Les six autres personnes arrêtées, à Montpellier, Rennes et Strasbourg, âgées de 19 à 36 ans (deux étaient mineurs au moment des faits), étaient les contributeurs des différents sites. Leur rôle : récupérer les épisodes via des plateformes de Peer-to-Peer, puis les transmettre à l’étudiant bisontin, qui les rémunérait pour cela.
Certains d’entre eux gagnaient ainsi plusieurs milliers d’euros par an, via PayPal ou en Bitcoin. Le plus gros contributeur aurait amassé plus de 10 000 euros.
Des régies publicitaires peu regardantes…
L’étudiant à la tête de ce petit empire du streaming engrangeait des revenus publicitaires via plusieurs régies, situées à l’étranger, en Espagne, Israël ou Estonie, dont la plupart sont connues pour n’être regardantes ni sur les sites diffusant leurs annonces, ni sur le contenus des annonces elles-mêmes. Elles diffusent tout aussi bien des publicités pour des produits de grandes marques que des annonces pour des faux logiciels, des faux services techniques et autres arnaques en ligne.

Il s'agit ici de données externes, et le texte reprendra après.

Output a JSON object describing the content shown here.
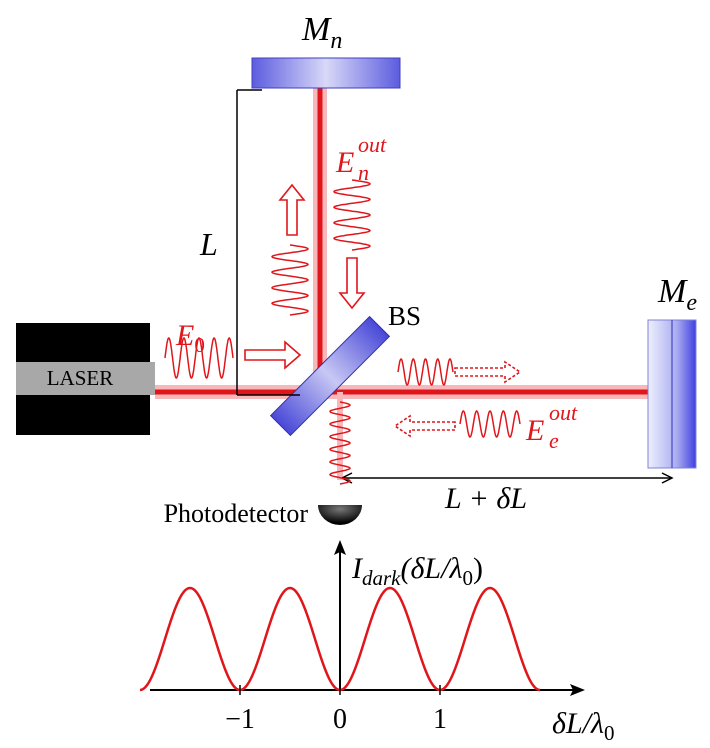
{
  "mirror_n": {
    "symbol": "M",
    "subscript": "n"
  },
  "mirror_e": {
    "symbol": "M",
    "subscript": "e"
  },
  "arm_length": "L",
  "input_field": {
    "symbol": "E",
    "subscript": "0"
  },
  "beam_splitter": "BS",
  "output_n": {
    "symbol": "E",
    "subscript": "n",
    "superscript": "out"
  },
  "output_e": {
    "symbol": "E",
    "subscript": "e",
    "superscript": "out"
  },
  "laser": "LASER",
  "detector": "Photodetector",
  "arm_difference": "L + δL",
  "plot": {
    "y_label": {
      "symbol": "I",
      "subscript": "dark",
      "argument": "(δL/λ",
      "argument_subscript": "0",
      "close": ")"
    },
    "x_label": {
      "symbol": "δL/λ",
      "subscript": "0"
    },
    "ticks": [
      {
        "value": -1,
        "label": "−1"
      },
      {
        "value": 0,
        "label": "0"
      },
      {
        "value": 1,
        "label": "1"
      }
    ]
  }
}
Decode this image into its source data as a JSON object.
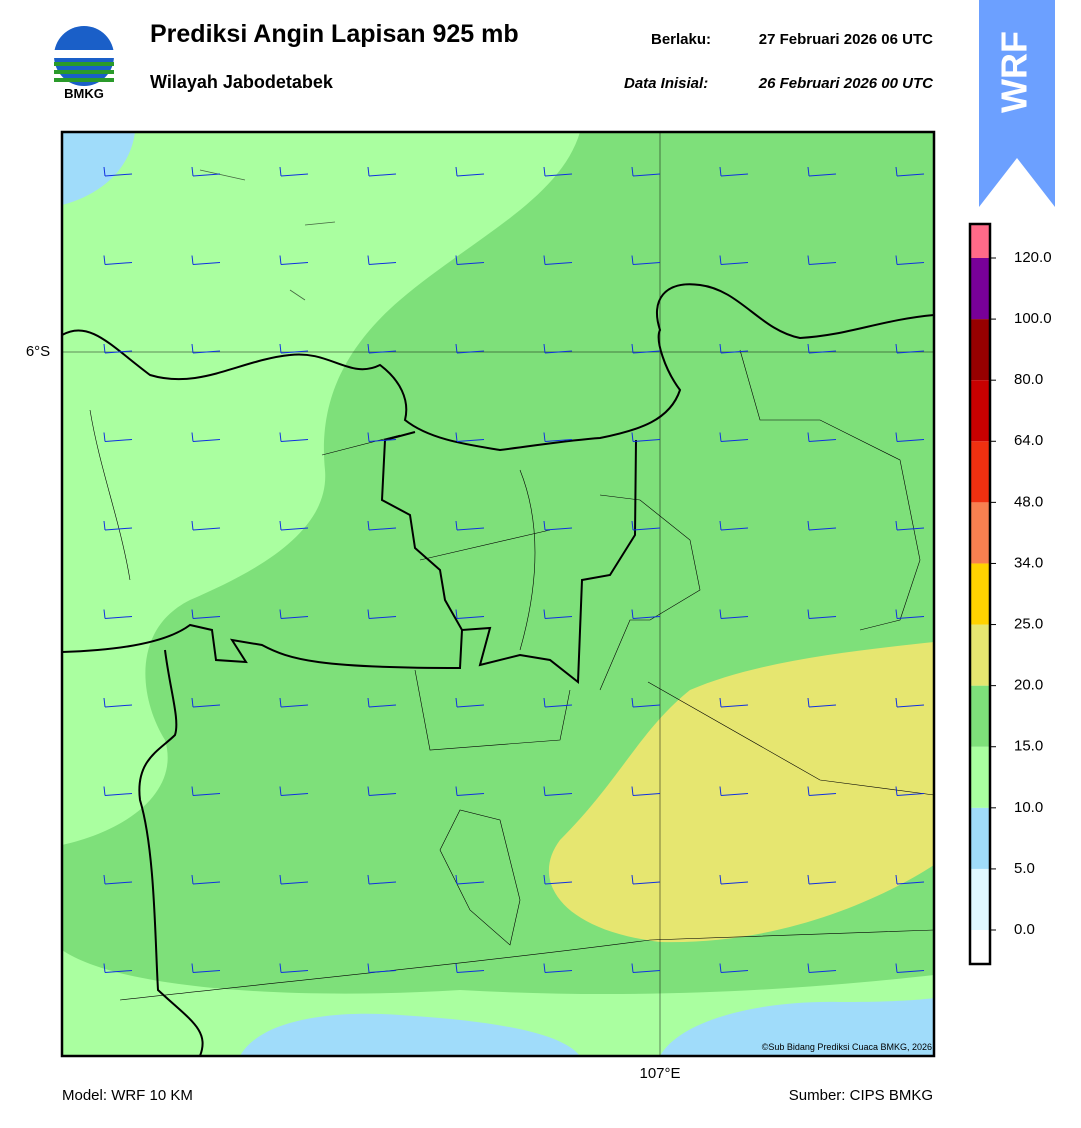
{
  "header": {
    "logo": "BMKG",
    "title": "Prediksi Angin Lapisan 925 mb",
    "subtitle": "Wilayah Jabodetabek",
    "valid_label": "Berlaku:",
    "valid": "27 Februari 2026 06 UTC",
    "init_label": "Data Inisial:",
    "init": "26 Februari 2026 00 UTC",
    "badge": "WRF"
  },
  "map": {
    "lat_label": "6°S",
    "lon_label": "107°E",
    "credit": "©Sub Bidang Prediksi Cuaca BMKG, 2026"
  },
  "colorbar": {
    "ticks": [
      "0.0",
      "5.0",
      "10.0",
      "15.0",
      "20.0",
      "25.0",
      "34.0",
      "48.0",
      "64.0",
      "80.0",
      "100.0",
      "120.0"
    ],
    "colors": [
      "#ffffff",
      "#e0f8ff",
      "#a0dcfa",
      "#aaffa0",
      "#7ee07a",
      "#e6e670",
      "#ffd200",
      "#f88050",
      "#f03010",
      "#c80000",
      "#960000",
      "#780098",
      "#ff6a88"
    ]
  },
  "footer": {
    "model": "Model: WRF 10 KM",
    "source": "Sumber: CIPS BMKG"
  }
}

Autre technique de rémunération pour ce business : l’étudiant utilisait les ordinateurs des visiteurs de ses sites pour miner des crypto-monnaie. En tout, entre 2017 et 2019, il a amassé 200 000 euros de revenus publicitaires et 8 Bitcoin (72 000 euros). La crypto-monnaie a été saisie par l’Agrasc (Agence de gestion et de recouvrement des avoirs saisis et confisqués).
Les prévenus risquent gros : le streaming illégal ne paie pas !

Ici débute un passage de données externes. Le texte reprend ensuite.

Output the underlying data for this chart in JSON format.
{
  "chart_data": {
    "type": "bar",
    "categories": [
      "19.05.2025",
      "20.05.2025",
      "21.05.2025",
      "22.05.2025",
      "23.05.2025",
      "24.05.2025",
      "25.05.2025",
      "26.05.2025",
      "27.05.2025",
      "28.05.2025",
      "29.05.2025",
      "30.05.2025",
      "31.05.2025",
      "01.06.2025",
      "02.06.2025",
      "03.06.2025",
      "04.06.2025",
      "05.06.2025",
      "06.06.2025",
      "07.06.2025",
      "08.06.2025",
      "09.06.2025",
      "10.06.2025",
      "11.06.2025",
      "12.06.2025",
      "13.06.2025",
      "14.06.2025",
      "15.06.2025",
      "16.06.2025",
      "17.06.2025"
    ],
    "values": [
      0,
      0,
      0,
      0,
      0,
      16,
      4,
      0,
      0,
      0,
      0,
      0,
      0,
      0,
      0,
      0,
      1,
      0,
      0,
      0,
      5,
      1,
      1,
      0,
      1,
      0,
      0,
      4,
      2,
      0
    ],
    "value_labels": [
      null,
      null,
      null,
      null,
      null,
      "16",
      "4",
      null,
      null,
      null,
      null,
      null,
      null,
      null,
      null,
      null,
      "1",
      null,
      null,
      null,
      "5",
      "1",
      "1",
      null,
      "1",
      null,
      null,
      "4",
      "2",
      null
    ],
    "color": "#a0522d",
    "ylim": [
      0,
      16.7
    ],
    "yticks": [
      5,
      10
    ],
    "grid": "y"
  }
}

Les deux mineurs ont déjà comparu devant le tribunal pour mineurs de Dijon, en juin 2019. Aucune information sur les éventuelles condamnations n’a filtrée. Les cinq personnes majeures interpelés, dont le cerveau de l’affaire, seront jugées en novembre 2019. Le facteur aggravant de bande organisée a été pris en compte par la justice. L’amende peut aller jusqu’à 750 000 euros.
La SACEM salue « un excellent travail des autorités spécialisées ». Même si ce coup de filet est loin de mettre un terme au fléau du streaming illégal en France.